Weakness emanating from the European markets and less-than-expected results from Tata Consultancy Services (TCS) hit the Bombay Stock Exchange sensitive index, or Sensex, on Tuesday as the 30-share index fell nearly 277 points, or 1.6%, to close at 16,748, with IT and tech indices the worst affected, down by 3.7% and 3.1%, respectively.
The National Stock Exchange index Nifty closed at 5038 points, down 1.6%, or nearly 81 points.
TCS, which declared a 6.1% rise in net profit for the quarter ended September 30 on Monday, plummeted by 7.7% to settle at Rs 1,034 on the BSE.

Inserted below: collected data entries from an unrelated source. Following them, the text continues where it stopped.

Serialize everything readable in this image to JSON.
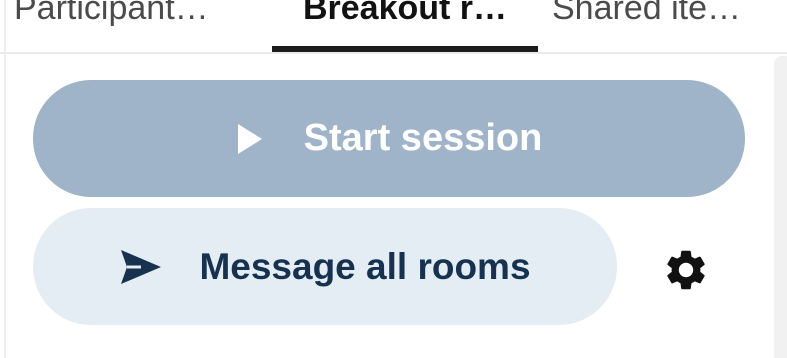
{
  "tabs": [
    {
      "label": "Participant…",
      "selected": false
    },
    {
      "label": "Breakout r…",
      "selected": true
    },
    {
      "label": "Shared ite…",
      "selected": false
    }
  ],
  "actions": {
    "start_session": {
      "label": "Start session",
      "icon": "play-icon"
    },
    "message_all_rooms": {
      "label": "Message all rooms",
      "icon": "send-icon"
    },
    "settings": {
      "icon": "gear-icon"
    }
  },
  "colors": {
    "start_button_bg": "#9fb4c8",
    "message_button_bg": "#e5edf4",
    "message_text": "#16324f",
    "tab_selected_underline": "#1c1c1c"
  }
}
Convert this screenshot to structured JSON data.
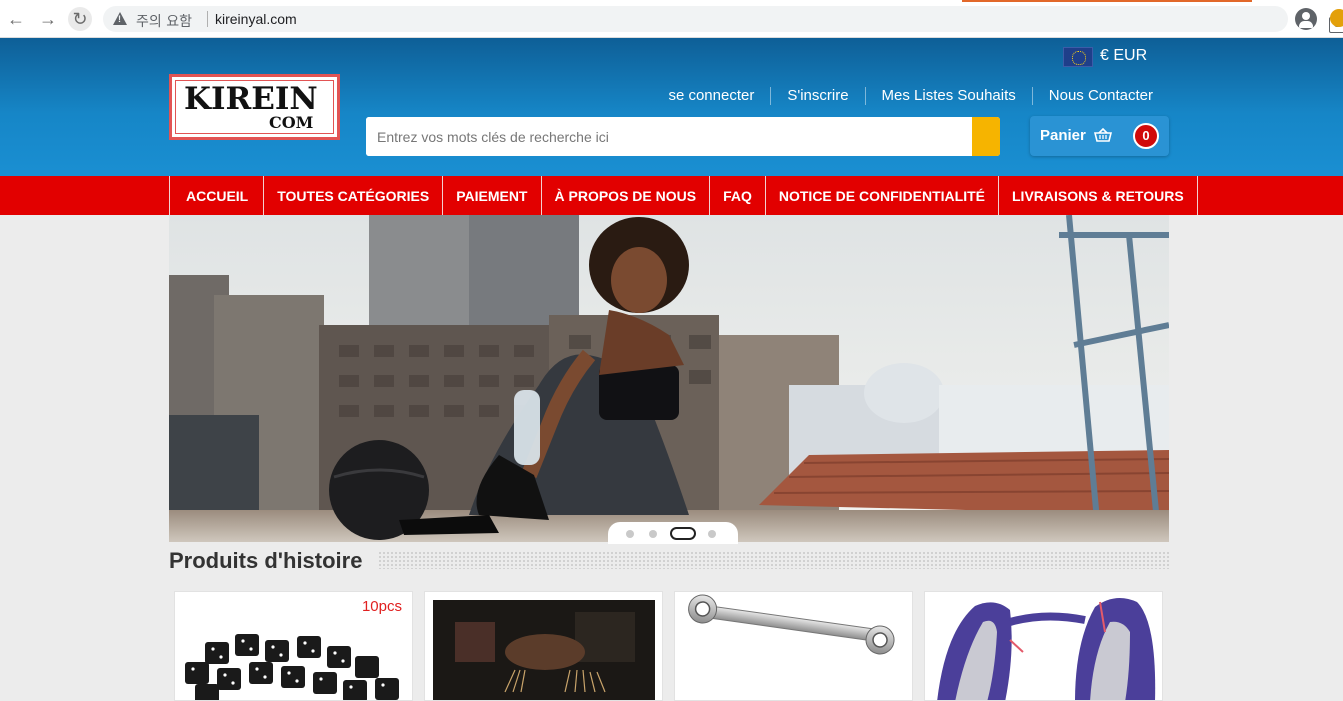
{
  "browser": {
    "security_label": "주의 요함",
    "url": "kireinyal.com"
  },
  "header": {
    "currency": "€ EUR ",
    "logo_main": "KIREIN",
    "logo_sub": "COM",
    "links": [
      "se connecter",
      "S'inscrire",
      "Mes Listes Souhaits",
      "Nous Contacter"
    ],
    "search_placeholder": "Entrez vos mots clés de recherche ici",
    "search_button_icon": "",
    "cart_label": "Panier",
    "cart_count": "0"
  },
  "nav": {
    "items": [
      " ACCUEIL",
      "TOUTES CATÉGORIES ",
      "PAIEMENT",
      "À PROPOS DE NOUS",
      "FAQ",
      "NOTICE DE CONFIDENTIALITÉ",
      "LIVRAISONS & RETOURS"
    ]
  },
  "slider": {
    "slide_count": 4,
    "active_slide": 3
  },
  "products": {
    "title": "Produits d'histoire",
    "cards": [
      {
        "badge": "10pcs"
      },
      {
        "badge": ""
      },
      {
        "badge": ""
      },
      {
        "badge": ""
      }
    ]
  },
  "colors": {
    "header_blue": "#1686c7",
    "nav_red": "#e20000",
    "search_yellow": "#f6b400",
    "cart_badge_red": "#d10a0a"
  }
}
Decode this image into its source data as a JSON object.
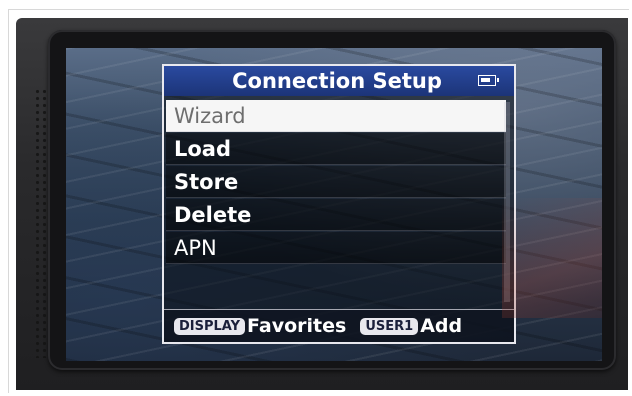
{
  "menu": {
    "title": "Connection Setup",
    "items": [
      {
        "label": "Wizard",
        "selected": true
      },
      {
        "label": "Load",
        "selected": false
      },
      {
        "label": "Store",
        "selected": false
      },
      {
        "label": "Delete",
        "selected": false
      },
      {
        "label": "APN",
        "selected": false
      }
    ],
    "status_icon": "battery-icon"
  },
  "footer": {
    "display_key": "DISPLAY",
    "display_action": "Favorites",
    "user_key": "USER1",
    "user_action": "Add"
  },
  "colors": {
    "header_bg": "#1f3b86",
    "selected_bg": "#f6f6f6",
    "selected_text": "#6e6e6e",
    "item_text": "#ffffff"
  }
}
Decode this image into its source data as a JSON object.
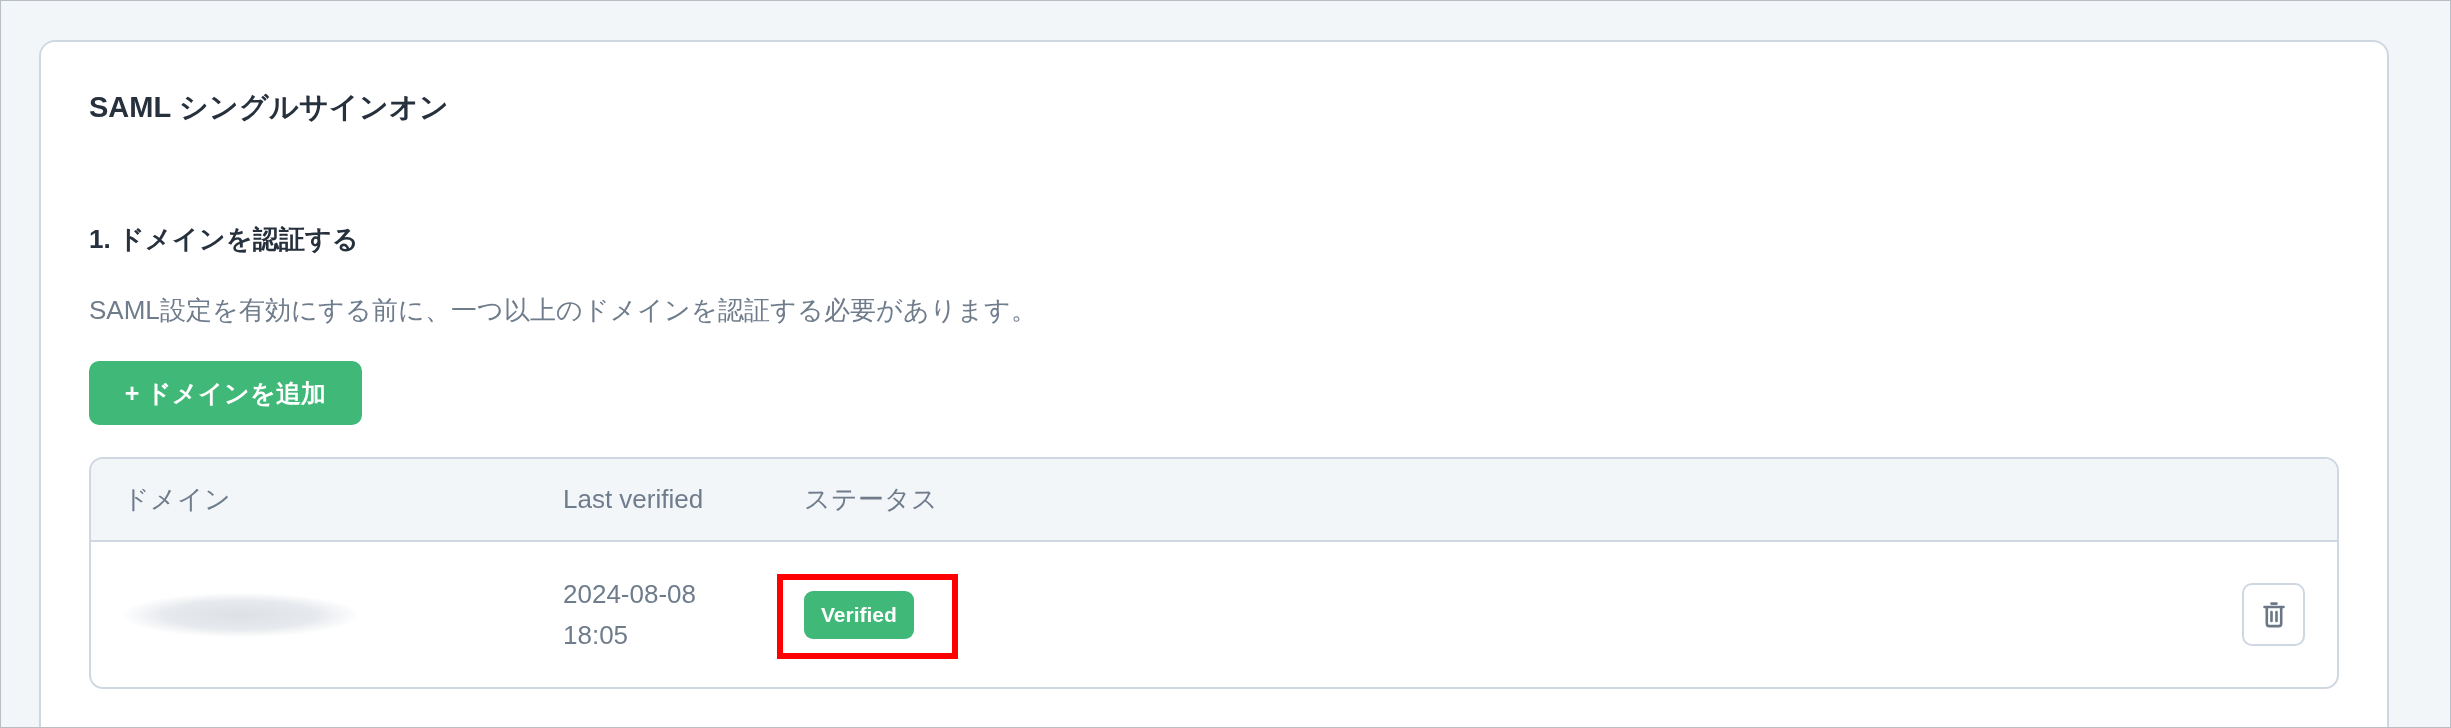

“The rise last week was largely due to stability in the European markets and the fall today was largely on account of uncertainty there in the bank capitalisation programme and the Greek sovereign crisis,” said Deven Choksey, CEO and MD, KR Choksey Shares and Securities.
“People are withdrawing money from the system. In the US, banks are curtailing their proprietary trading desks, which is adding to the negative sentiment,” Choksey added.
Citigroup also announced that it would shut down its proprietary trading following sustained losses in the third quarter. Proprietary trading refers to trading in stock markets with shareholder money in deference to the Volcker rule that prohibits banks from doing so.
Choksey, however, said the fall in TCS scrip was more of a correction after last week’s rally that saw the company stock price close upwards by 8.2% on Friday.
TCS, however, did admit to a hit in its profit due to foreign exchange fluctuations.
Meanwhile, UBS has downgraded TCS to ‘sell’ from ‘neutral’ while maintaining its target price of Rs 1,000 on back of concerns about the spending outlook for the current fiscal year, especially in financial services.